Toward deeper cross-carrier fusion in Vision-Language Models.
Replacing a textual question with its rendered-image counterpart should ideally leave VLM performance essentially unchanged because the semantics are the same. In practice, this local modality substitution causes large accuracy drops, and larger cross-modal representation distances lead to stronger degradation.
(a) Rendering the same question as an image causes a clear accuracy drop across strong VLMs. (b) Samples with larger text-image representation distance suffer larger performance degradation. (c) LoMo shifts paired representations closer together, indicating stronger cross-carrier alignment.
LoMo transforms a single-modal training instance into a text-image-text interleaved instance through three components: structure-aware span localization selects a coherent middle span, visual rendering converts it into an image, and perceptual distortion makes the rendered carrier more robust while preserving semantics.
Optimizing the substituted instance T(x) is equivalent to providing an extra cross-carrier alignment signal, encouraging equivalent text and rendered-image carriers to produce consistent predictions.
Across 13 multimodal benchmarks, LoMo consistently improves over Standard SFT on two backbones: +2.68 average accuracy on LLaVA-OneVision-1.5-8B and +2.82 on Qwen3.5-9B under standard evaluation.

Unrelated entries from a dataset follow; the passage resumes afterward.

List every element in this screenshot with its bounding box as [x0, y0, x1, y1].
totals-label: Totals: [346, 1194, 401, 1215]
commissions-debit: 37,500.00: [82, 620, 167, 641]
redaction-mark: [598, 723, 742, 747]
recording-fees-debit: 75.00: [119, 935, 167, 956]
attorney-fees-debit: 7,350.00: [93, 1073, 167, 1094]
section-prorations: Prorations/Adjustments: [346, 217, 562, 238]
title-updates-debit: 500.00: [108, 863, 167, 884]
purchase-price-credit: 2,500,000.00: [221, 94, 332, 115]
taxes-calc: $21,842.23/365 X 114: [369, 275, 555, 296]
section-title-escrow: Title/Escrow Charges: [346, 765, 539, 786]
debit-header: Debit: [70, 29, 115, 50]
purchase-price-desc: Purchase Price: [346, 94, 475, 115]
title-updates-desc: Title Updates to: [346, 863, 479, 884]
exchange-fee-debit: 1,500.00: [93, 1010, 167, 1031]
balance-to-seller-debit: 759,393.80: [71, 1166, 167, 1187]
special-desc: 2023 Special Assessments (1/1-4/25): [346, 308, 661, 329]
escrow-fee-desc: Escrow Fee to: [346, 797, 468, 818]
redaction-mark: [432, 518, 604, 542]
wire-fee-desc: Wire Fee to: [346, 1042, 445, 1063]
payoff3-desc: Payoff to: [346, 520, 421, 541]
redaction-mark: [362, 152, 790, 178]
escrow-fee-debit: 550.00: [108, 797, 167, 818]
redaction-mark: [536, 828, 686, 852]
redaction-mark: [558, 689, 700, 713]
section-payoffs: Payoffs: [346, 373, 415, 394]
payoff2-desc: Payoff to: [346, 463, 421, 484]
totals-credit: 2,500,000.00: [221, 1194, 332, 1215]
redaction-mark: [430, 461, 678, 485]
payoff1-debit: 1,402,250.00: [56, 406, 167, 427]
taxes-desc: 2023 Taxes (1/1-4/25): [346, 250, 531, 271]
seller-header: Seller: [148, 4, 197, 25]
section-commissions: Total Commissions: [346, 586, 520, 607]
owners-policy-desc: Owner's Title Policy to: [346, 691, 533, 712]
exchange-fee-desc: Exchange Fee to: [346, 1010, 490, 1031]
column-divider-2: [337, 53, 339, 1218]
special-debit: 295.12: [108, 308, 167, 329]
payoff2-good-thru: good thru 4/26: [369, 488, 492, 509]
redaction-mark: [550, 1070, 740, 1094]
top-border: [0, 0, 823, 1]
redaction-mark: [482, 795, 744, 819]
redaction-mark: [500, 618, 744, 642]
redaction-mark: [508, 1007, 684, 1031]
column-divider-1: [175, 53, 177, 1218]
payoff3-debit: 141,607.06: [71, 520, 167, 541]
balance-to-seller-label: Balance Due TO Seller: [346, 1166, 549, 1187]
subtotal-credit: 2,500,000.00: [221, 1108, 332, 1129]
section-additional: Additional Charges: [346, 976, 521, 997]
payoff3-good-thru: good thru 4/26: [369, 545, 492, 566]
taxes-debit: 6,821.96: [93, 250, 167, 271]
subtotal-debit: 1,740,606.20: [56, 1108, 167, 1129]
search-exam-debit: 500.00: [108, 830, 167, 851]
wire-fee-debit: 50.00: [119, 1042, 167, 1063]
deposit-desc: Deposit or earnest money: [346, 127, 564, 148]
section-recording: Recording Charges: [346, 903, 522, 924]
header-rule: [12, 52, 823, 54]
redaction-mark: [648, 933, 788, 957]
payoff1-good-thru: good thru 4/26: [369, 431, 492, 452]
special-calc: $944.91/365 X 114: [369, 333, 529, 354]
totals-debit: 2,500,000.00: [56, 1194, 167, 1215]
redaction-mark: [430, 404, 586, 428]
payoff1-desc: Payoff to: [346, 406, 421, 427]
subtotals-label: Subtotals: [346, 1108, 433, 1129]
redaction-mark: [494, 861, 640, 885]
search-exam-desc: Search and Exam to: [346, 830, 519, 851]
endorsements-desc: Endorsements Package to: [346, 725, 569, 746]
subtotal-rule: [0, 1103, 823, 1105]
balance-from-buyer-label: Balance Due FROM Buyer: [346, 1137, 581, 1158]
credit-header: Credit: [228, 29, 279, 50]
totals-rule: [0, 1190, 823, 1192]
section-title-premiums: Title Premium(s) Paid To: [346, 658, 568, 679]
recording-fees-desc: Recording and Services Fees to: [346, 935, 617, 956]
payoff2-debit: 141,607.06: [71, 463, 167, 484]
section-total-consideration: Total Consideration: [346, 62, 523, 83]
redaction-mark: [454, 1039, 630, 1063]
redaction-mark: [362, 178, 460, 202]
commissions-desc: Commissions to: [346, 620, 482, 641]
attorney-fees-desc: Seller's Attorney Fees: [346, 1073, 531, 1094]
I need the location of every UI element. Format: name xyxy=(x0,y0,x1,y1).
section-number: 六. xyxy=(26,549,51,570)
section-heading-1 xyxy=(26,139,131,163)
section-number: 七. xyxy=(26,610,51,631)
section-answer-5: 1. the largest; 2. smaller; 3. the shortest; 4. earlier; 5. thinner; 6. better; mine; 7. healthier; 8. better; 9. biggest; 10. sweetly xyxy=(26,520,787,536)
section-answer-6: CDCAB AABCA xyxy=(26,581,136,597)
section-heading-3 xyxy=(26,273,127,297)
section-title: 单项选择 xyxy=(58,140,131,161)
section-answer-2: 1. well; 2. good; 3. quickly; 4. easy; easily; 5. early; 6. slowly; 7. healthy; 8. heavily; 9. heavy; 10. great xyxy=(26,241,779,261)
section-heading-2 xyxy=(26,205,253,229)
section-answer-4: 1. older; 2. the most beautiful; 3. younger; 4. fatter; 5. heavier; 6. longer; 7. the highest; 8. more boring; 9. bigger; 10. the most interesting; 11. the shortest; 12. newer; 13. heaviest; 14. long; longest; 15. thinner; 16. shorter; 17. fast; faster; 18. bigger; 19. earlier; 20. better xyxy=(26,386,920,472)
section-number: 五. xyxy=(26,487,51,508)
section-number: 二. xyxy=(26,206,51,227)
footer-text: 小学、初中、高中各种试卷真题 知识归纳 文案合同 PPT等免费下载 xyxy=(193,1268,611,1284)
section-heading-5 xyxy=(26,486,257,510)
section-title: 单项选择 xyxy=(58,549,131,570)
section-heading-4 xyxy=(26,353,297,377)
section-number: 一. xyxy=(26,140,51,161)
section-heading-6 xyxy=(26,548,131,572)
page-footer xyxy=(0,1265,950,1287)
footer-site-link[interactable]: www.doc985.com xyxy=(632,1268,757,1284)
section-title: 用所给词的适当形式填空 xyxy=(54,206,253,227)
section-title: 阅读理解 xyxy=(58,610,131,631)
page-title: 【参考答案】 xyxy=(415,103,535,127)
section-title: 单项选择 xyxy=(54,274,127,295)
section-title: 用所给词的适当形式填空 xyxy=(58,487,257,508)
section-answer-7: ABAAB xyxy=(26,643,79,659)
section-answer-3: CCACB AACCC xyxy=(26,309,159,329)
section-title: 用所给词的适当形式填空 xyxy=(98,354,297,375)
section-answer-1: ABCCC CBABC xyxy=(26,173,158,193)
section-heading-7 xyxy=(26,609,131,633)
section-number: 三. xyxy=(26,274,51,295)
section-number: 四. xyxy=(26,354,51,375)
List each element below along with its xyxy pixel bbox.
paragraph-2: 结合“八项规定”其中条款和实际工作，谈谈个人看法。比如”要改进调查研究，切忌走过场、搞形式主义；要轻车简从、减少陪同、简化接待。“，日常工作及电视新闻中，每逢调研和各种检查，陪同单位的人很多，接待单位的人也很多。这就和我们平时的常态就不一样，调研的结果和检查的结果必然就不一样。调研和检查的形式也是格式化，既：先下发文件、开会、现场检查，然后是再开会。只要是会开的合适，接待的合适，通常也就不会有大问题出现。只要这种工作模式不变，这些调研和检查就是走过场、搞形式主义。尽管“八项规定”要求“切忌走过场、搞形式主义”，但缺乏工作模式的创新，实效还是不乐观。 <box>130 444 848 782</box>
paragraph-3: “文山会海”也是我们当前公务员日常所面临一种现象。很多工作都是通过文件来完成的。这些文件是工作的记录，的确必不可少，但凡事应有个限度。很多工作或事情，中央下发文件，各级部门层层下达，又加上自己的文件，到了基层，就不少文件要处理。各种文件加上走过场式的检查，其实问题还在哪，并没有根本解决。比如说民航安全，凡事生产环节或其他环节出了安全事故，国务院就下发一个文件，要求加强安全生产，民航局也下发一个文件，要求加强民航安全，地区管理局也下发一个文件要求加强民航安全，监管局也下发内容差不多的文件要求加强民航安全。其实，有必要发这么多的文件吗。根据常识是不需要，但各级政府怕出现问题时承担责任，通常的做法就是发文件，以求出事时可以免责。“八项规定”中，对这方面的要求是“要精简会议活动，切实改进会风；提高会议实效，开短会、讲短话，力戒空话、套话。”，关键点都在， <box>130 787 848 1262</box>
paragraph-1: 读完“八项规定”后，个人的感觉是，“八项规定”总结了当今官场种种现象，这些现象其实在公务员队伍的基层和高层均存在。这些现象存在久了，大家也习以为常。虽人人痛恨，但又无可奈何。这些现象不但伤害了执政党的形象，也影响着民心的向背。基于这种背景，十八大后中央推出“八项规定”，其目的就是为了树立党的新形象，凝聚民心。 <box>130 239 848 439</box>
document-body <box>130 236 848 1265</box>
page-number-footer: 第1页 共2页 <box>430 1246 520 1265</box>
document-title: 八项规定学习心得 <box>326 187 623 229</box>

Performance improves consistently across both tested VLM backbones and most benchmark categories.
LoMo improves standard evaluation and substantially narrows the gap under rendered-question evaluation.
LoMo improves average benchmark accuracy while reducing both Modality Integration Rate and pairwise cross-modal distance, indicating stronger cross-modal fusion.
Accuracy rises with data scale while MIR and pairwise cross-modal distance decrease.
LoMo preserves pure-text capability while improving multimodal performance, matching or slightly exceeding Standard SFT on five text-only benchmarks across the two tested backbones.
The multimodal gains do not come at the cost of pure-text capability.